Maajid Nawaz is Leading Britain's Conversation
6 June 2017, 11:05
James O’Brien says the media needs to take its share of the blame for giving a platform to Muslim extremists and that things have gone too far.
“Who the flip thought it would be a good idea to put a bloke on the telly unfurling his ISIS flag in the park and treating him like the sort of Geordie shore of jihad?”
This was the question James asked in reference to the fact that one of the London Bridge attackers, Khuram Butt, was featured in a 2016 Channel 4 documentary, The Jihadis Next Door.
“How do you think these people felt when the cameras started following them around all day?
“It made them feel like Ozzy and Sharon Osborne, it made them feel like they were the Kardashians of jihad, like they had some form of celebrity that is being fanned and inflamed and enlarged by all the attention that we, brackets but not me end brackets, we give them.”
James said that not only did this give extremists a platform to spread their ideology and a boost to their egos, it also gave those on the right an excuse to hate Muslims.
“I know how it works the other way round and I know huge swathes of hate filled people who see themselves as being at the other end of the religious or the political spectrum, they delight in the fact that Anjem Choudary somehow got conflated with every Muslim in the country.
“The idea that you can stand up and point to him and say 'there you go, they're all like that. They're all like that, they all look like him over there. They're all like that you know.’”

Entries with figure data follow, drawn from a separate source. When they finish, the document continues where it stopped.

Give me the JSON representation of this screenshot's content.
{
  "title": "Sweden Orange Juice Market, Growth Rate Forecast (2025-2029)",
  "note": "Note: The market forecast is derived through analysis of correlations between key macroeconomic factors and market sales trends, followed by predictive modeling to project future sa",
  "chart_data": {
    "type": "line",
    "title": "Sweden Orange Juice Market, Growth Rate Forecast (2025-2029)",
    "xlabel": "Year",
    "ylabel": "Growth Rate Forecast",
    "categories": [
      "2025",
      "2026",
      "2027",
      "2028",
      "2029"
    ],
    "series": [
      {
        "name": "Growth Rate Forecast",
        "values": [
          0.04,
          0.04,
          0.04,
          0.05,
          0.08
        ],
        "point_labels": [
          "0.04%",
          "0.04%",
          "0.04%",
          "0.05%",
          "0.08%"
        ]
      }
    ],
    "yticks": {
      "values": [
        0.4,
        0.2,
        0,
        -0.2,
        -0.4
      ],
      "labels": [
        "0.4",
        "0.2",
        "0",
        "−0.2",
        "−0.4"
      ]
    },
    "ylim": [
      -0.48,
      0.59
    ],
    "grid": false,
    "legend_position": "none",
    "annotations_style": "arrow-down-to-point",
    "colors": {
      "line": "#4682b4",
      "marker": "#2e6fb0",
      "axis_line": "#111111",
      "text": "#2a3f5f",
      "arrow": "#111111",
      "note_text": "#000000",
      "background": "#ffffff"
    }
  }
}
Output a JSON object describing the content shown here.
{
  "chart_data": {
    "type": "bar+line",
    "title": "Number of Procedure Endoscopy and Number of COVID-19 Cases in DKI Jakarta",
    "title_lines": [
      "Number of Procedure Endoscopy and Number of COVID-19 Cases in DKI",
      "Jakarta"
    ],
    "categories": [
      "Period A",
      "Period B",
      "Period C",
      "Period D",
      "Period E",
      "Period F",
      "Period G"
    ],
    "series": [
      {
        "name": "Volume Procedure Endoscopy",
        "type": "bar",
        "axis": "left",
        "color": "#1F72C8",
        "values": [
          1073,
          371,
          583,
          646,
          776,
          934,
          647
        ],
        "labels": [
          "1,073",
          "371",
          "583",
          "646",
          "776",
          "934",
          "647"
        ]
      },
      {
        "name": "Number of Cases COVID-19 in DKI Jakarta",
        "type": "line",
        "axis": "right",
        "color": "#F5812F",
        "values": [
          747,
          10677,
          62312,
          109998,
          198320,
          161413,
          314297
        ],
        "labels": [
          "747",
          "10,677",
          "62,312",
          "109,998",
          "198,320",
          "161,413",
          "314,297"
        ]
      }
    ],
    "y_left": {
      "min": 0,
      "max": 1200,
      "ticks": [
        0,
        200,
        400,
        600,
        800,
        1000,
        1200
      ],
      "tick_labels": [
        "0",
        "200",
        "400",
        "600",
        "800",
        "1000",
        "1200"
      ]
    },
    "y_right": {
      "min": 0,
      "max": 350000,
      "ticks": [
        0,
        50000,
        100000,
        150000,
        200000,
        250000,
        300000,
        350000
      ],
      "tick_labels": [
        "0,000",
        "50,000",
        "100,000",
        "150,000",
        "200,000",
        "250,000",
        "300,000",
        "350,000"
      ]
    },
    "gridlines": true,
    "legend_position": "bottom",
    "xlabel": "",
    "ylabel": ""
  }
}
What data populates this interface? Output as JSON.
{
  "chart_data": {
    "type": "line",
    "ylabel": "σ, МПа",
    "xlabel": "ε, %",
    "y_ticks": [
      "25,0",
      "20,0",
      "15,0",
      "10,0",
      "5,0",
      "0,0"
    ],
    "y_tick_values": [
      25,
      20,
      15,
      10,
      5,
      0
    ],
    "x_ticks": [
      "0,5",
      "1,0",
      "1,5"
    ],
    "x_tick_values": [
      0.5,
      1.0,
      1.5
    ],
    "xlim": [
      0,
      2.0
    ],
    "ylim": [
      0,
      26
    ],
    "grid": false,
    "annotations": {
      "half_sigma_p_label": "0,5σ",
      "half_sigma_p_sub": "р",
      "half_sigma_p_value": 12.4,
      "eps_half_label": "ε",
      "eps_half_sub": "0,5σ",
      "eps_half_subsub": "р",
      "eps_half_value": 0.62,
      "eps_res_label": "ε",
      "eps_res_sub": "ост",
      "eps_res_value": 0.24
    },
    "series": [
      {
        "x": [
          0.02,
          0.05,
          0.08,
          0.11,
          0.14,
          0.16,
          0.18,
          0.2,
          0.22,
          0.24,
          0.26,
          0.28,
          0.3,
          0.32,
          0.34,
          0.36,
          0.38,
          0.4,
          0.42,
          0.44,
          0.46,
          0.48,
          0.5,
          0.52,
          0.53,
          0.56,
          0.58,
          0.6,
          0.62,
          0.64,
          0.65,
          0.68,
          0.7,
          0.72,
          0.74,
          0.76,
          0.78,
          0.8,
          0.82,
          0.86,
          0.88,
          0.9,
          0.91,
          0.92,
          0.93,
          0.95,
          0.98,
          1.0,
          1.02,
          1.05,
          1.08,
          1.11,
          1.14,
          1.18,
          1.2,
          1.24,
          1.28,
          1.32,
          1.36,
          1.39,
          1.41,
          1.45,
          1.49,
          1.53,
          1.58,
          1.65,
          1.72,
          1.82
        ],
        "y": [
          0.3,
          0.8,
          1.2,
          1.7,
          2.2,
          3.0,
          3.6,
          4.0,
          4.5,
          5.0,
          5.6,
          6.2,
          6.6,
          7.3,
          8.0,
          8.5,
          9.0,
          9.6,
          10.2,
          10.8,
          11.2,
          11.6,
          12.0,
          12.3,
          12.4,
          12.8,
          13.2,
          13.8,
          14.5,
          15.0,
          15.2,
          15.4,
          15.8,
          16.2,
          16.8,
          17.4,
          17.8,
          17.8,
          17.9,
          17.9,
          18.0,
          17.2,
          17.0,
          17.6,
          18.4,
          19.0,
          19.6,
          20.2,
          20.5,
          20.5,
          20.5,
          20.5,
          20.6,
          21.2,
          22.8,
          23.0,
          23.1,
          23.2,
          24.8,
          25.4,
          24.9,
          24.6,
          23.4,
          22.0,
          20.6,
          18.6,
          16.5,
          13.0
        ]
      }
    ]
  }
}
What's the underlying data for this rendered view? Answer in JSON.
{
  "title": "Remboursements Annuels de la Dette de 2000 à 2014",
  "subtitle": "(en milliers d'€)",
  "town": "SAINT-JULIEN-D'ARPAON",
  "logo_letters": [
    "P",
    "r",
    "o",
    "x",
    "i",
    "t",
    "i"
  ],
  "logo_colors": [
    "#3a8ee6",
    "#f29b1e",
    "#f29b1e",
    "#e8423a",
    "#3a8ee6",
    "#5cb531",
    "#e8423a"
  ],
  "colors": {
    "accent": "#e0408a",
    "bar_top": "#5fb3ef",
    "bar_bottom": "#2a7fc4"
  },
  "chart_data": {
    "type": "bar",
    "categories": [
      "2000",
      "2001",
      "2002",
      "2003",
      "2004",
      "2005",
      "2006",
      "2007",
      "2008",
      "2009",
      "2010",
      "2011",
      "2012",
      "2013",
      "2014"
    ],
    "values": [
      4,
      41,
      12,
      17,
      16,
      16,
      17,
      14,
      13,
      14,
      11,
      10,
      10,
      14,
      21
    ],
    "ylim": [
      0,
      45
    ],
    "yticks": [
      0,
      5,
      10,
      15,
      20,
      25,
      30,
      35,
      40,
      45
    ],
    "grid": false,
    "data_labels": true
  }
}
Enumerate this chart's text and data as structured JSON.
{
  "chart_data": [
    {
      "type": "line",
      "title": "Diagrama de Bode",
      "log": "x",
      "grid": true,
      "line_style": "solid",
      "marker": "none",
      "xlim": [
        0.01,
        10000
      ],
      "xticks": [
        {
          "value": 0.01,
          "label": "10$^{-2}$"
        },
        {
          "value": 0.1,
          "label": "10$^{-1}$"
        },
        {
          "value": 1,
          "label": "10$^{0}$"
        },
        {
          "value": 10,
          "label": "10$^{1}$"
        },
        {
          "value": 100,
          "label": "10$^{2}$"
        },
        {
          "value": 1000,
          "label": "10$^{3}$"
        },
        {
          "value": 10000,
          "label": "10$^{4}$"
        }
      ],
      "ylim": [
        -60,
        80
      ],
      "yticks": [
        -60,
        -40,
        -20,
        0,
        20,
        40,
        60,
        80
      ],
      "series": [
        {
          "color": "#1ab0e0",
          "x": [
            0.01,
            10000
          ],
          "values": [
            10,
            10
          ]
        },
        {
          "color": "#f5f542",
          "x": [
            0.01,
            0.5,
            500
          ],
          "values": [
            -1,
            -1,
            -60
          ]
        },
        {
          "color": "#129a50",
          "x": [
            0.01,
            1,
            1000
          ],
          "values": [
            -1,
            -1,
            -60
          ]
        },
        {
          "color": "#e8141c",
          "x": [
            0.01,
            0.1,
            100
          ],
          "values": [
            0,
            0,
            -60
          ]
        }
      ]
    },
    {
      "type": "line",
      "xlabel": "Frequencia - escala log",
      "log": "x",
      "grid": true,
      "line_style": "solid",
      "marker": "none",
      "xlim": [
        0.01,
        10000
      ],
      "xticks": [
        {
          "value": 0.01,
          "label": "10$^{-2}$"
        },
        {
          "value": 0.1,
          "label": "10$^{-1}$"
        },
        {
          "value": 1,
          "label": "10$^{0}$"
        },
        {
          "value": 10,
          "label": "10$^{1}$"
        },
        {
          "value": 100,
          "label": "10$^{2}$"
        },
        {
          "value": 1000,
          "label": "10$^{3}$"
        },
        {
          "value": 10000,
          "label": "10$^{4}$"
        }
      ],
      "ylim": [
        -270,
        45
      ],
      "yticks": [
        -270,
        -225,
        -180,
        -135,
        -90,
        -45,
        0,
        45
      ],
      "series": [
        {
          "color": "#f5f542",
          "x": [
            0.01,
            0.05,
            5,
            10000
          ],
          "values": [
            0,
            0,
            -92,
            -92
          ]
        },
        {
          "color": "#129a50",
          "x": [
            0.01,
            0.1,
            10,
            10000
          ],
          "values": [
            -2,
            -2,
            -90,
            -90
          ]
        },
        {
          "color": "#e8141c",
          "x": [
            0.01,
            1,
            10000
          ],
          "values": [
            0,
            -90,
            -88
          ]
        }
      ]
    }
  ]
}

Choudary was jailed in September 2016 for inviting support of ISIL, but before that he had been a regular guest on television programs where he was presented as a mainstream Muslim voice, despite calling the September 11 terrorists “magnificent martyrs”.
Khuram Butt was a follower of Choudary.
James despaired at how Choudary and other extremists were treated by the media.
“You don't notice how nuts things are, do you, until it's too late.”